In [1]:
import io

import boto3
import pandas as pd
import numpy as np
import torch
from torch.autograd import Variable
import torch.onnx
from sklearn.preprocessing import MinMaxScaler
from sklearn.metrics import accuracy_score
from sklearn.model_selection import train_test_split
from sklearn.ensemble import RandomForestClassifier

# Retrieve the data

In [2]:
s3_client = boto3.client('s3')
data_bucket_name='datadan'

In [3]:
response = s3_client.get_object(Bucket=data_bucket_name, Key='practical-ai/section3/grad_school.csv')
response_body = response["Body"].read()
data = pd.read_csv(io.BytesIO(response_body), header=0, delimiter=",", low_memory=False)
data.head()

Unnamed: 0,admit,gre,gpa,rank
0,0,380,3.61,3
1,1,660,3.67,3
2,1,800,4.0,1
3,1,640,3.19,4
4,0,520,2.93,4


# Pre-process data

In [4]:
# scale the loan data
X = data[['gre','gpa','rank']]
X = MinMaxScaler().fit_transform(X)
data_scaled = pd.DataFrame(X, columns=['gre','gpa','rank']).join(data['admit'])

# split the data into training and test sets
train, test = train_test_split(data_scaled, test_size=0.2)

train.head()

Unnamed: 0,gre,gpa,rank,admit
140,0.724138,0.95977,0.333333,0
237,0.448276,1.0,0.333333,0
274,0.517241,0.494253,0.333333,0
131,0.724138,0.304598,0.333333,0
73,0.62069,1.0,0.333333,0


In [5]:
print(len(train))
print(len(test))

320
80


# Train and Export Logistic Regression Model

## Model Definition

In [6]:
class LogRegModel(torch.nn.Module):

    def __init__(self, input_dim, output_dim):

        # call class constructor
        super(LogRegModel, self).__init__()
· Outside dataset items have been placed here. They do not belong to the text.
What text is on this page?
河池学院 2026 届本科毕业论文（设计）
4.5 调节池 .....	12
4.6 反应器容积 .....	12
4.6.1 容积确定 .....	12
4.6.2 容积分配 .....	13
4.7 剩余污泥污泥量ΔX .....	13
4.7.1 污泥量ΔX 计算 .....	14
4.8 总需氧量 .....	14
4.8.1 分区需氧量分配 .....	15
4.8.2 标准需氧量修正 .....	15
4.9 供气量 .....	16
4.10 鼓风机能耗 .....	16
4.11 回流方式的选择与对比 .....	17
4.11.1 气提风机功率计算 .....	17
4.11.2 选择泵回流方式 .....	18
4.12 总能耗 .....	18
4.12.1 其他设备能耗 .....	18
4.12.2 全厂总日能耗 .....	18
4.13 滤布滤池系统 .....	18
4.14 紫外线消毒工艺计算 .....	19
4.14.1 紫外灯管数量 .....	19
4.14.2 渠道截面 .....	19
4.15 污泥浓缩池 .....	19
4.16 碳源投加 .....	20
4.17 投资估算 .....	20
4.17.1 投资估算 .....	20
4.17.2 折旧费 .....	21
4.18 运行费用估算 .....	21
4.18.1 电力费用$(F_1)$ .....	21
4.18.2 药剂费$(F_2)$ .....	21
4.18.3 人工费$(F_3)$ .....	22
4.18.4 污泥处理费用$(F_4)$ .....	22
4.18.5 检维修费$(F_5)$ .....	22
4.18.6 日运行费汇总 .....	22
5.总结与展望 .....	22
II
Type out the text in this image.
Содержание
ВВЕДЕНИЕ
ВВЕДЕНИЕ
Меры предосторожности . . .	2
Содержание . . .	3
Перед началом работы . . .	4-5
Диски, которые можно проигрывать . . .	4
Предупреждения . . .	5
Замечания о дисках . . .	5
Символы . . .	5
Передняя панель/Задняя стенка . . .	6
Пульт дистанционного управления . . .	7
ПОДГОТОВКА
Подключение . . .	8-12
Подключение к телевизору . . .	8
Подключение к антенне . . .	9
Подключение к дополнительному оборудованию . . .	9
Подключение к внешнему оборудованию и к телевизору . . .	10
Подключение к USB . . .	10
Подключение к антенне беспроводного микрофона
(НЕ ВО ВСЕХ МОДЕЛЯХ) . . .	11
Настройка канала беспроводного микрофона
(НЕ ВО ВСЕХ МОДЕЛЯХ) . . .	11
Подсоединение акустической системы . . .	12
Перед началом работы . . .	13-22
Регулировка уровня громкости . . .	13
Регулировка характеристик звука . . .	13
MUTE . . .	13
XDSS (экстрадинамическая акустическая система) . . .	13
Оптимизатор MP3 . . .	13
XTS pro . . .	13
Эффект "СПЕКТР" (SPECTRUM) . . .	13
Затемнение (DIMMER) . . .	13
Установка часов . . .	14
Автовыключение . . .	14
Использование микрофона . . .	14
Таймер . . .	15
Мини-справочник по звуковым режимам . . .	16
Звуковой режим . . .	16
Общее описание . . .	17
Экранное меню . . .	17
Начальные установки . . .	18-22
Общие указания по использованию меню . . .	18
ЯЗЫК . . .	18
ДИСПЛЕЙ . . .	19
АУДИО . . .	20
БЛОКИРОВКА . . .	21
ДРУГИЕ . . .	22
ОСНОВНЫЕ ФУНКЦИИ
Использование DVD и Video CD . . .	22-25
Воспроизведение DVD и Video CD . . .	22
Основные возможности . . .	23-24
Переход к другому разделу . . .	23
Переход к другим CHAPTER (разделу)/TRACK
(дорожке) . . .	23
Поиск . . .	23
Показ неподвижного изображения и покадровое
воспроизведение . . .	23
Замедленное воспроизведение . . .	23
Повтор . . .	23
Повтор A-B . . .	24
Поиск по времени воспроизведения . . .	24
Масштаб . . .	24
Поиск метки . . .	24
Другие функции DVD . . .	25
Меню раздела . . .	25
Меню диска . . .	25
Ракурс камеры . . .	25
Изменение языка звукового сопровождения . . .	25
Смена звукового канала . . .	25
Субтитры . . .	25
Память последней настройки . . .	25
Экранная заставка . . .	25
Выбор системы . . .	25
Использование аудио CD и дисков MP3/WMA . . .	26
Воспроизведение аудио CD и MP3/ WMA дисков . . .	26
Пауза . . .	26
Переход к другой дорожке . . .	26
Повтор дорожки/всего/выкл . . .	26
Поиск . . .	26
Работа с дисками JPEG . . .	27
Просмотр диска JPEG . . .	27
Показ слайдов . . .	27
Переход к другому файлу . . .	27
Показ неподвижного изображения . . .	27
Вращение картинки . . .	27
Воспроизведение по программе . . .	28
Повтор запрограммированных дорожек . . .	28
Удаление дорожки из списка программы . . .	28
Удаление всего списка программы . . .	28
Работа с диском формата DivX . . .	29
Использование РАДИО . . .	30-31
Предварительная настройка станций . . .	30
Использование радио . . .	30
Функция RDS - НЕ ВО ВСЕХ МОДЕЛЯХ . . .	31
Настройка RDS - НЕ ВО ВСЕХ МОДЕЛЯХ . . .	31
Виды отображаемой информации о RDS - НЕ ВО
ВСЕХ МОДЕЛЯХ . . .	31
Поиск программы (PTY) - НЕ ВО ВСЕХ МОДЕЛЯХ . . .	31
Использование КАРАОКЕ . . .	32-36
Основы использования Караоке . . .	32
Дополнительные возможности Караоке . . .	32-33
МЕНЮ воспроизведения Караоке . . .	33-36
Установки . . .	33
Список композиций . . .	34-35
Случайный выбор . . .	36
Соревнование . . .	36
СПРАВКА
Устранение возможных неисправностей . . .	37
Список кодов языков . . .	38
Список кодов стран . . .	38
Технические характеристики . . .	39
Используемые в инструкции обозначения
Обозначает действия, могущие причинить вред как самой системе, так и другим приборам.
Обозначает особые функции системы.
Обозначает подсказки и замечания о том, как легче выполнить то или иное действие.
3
        # use the nn package to create a linear layer
        self.linear = torch.nn.Linear(input_dim, output_dim)

    def forward(self, x):

        # First we pass the input through the linear layer (like we did before),
        # then we pass that through sigmoid, which implements the logistic
        # function.
        out = torch.sigmoid(self.linear(x))
        return out

In [7]:
def log_reg_fit(x, y, learning_rate, epochs):
    """
    Train a logistic regresson model using SGD and pytorch.

    Args:
        x - feature array, a numpy array
        y - response array, a numpy array
        learning_rate - learning rate used in SGD
        epochs - number of epochs for the SGD loop
    Returns:
        The trained model
    """

    # define the number of features that we expect as input
    # (in input_dimension), and the number of output features
    # (in output_dimension).
    input_dimension = x.ndim
    output_dimension = y.ndim

    # prep the shapes of x and y for pytorch
    if input_dimension == 1:
        x = x[:, np.newaxis]
    else:
        input_dimension = x.shape[1]
    if output_dimension == 1:
        y = y[:, np.newaxis]
    else:
        output_dimension = y.shape[1]

    # initialize the model
    model = LogRegModel(input_dimension, output_dimension)

    # our error/loss function
    criterion = torch.nn.BCELoss()

    # define our SGD optimizer
    optimiser = torch.optim.SGD(model.parameters(), lr=learning_rate)

    # loop over our epochs, similar to our previous implementation
    for epoch in range(epochs):

        # increment the epoch count
        epoch +=1

        # define our feature and response variables
        features = Variable(torch.from_numpy(x).float())
        labels = Variable(torch.from_numpy(y).float())

        # clear the gradients
        optimiser.zero_grad()

        # calculate the predicted values
        predictions = model.forward(features)

        # calculate our loss
        loss = criterion(predictions, labels)

        # implement our gradient-based updates to our
        # parammeters (putting them "back" into the model
        # via a "backward" update)
        loss.backward()
        optimiser.step()

    return model

## Model Training and Testing

In [8]:
# train our model
model = log_reg_fit(train[['gre','gpa','rank']].values, train['admit'].values, 0.1, 10000)

# make predictions on our test data
raw_predictions = model(Variable(torch.from_numpy(test[['gre','gpa','rank']].values).float()))
predictions = []
for prediction in raw_predictions:
    if prediction.data.numpy()[0] > 0.50:
        predictions.append(1.0)
    else:
        predictions.append(0.0)

# calculate our accuracy
acc = accuracy_score(test['admit'].values, predictions)
print('Accuracy: ', acc)

Accuracy:  0.6625


## Export ONNX model

In [9]:
# Create a dummpy input for the model export, such
# that it know the shape of the expected input. This
# can be dummy data or you can use real values.
dummy_input = Variable(torch.from_numpy(test[['gre','gpa','rank']].values).float())
torch.onnx.export(model, dummy_input, "log_reg.onnx")